Butter Basin Layered Salad



  • 2 heads iceberg lettuce

  • 8 oz. baby spinach, washed and dried

  • 8 hard boiled eggs, peeled and chopped

  • 16 oz. bacon, cooked and chopped

  • 1 package cherry or grape tomatoes, cut in half

  • 1 bunch green onions or 1 medium red onion, thinly sliced

  • 8 oz. cheddar cheese, grated

  • 2 cups chopped fresh broccoli  - or -  16 oz. frozen peas, partially thawed

  • 8 oz. can sliced olives for garnish

  • Salt & pepper to taste

  • 1 package Peak Provisions Butter Basin Ranch (prepared according to package directions)



  1. In a clear glass salad bowl, layer the salad ingredients in order, beginning with the lettuce and concentrating each ingredient around the perimeter of the bowl and filling in the center with lettuce if needed.  End with the layer of broccoli / peas.

  2. Pour the prepared Butter Basin Ranch over the top and spread to cover, bringing the dressing all the way out to the edges of the bowl.  Sprinkle the top with the sliced olives.

  3. Cover and refrigerate for up to 8 hours.

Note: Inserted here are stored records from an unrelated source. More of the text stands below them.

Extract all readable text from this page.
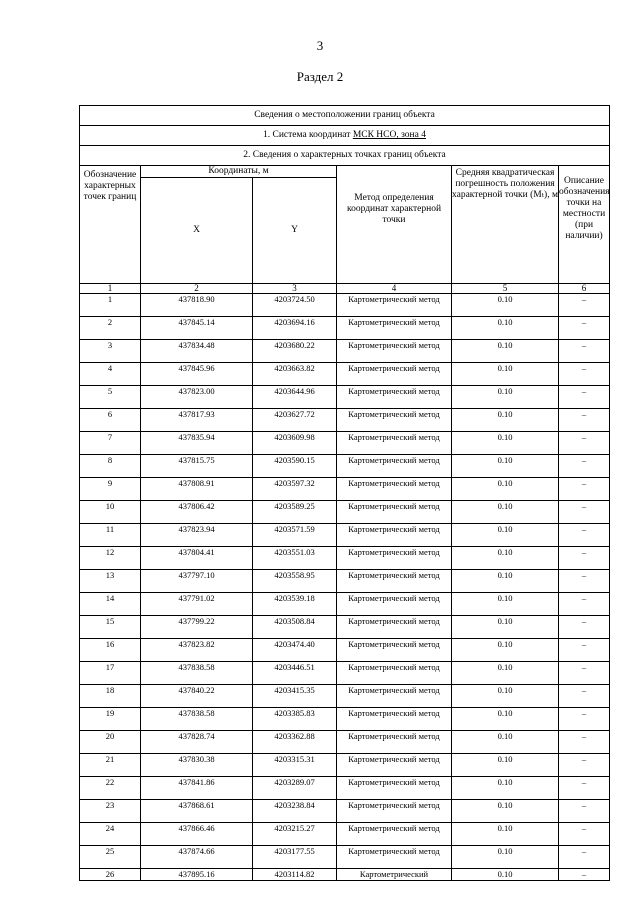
3
Раздел 2
Сведения о местоположении границ объекта					
1. Система координат МСК НСО, зона 4					
2. Сведения о характерных точках границ объекта					
Обозначение характерных точек границ	Координаты, м		Метод определения координат характерной точки	Средняя квадратическая погрешность положения характерной точки (Mₜ), м	Описание обозначения точки на местности (при наличии)
	X	Y			
1	2	3	4	5	6
1	437818.90	4203724.50	Картометрический метод	0.10	–
2	437845.14	4203694.16	Картометрический метод	0.10	–
3	437834.48	4203680.22	Картометрический метод	0.10	–
4	437845.96	4203663.82	Картометрический метод	0.10	–
5	437823.00	4203644.96	Картометрический метод	0.10	–
6	437817.93	4203627.72	Картометрический метод	0.10	–
7	437835.94	4203609.98	Картометрический метод	0.10	–
8	437815.75	4203590.15	Картометрический метод	0.10	–
9	437808.91	4203597.32	Картометрический метод	0.10	–
10	437806.42	4203589.25	Картометрический метод	0.10	–
11	437823.94	4203571.59	Картометрический метод	0.10	–
12	437804.41	4203551.03	Картометрический метод	0.10	–
13	437797.10	4203558.95	Картометрический метод	0.10	–
14	437791.02	4203539.18	Картометрический метод	0.10	–
15	437799.22	4203508.84	Картометрический метод	0.10	–
16	437823.82	4203474.40	Картометрический метод	0.10	–
17	437838.58	4203446.51	Картометрический метод	0.10	–
18	437840.22	4203415.35	Картометрический метод	0.10	–
19	437838.58	4203385.83	Картометрический метод	0.10	–
20	437828.74	4203362.88	Картометрический метод	0.10	–
21	437830.38	4203315.31	Картометрический метод	0.10	–
22	437841.86	4203289.07	Картометрический метод	0.10	–
23	437868.61	4203238.84	Картометрический метод	0.10	–
24	437866.46	4203215.27	Картометрический метод	0.10	–
25	437874.66	4203177.55	Картометрический метод	0.10	–
26	437895.16	4203114.82	Картометрический	0.10	–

    This is a simple and beautiful salad.  You can vary the ingredients according to your taste and what you have in your fridge - you can even dress it up a bit with fresh herbs and feta cheese.  The glass bowl really makes this salad a show-stopper!  But the true sign of a delicious salad is a great dressing - our Butter Basin Ranch, which is spread over the top to “seal in” the ingredients below, refrigerate and bring to a picnic or family meal.  Enjoy!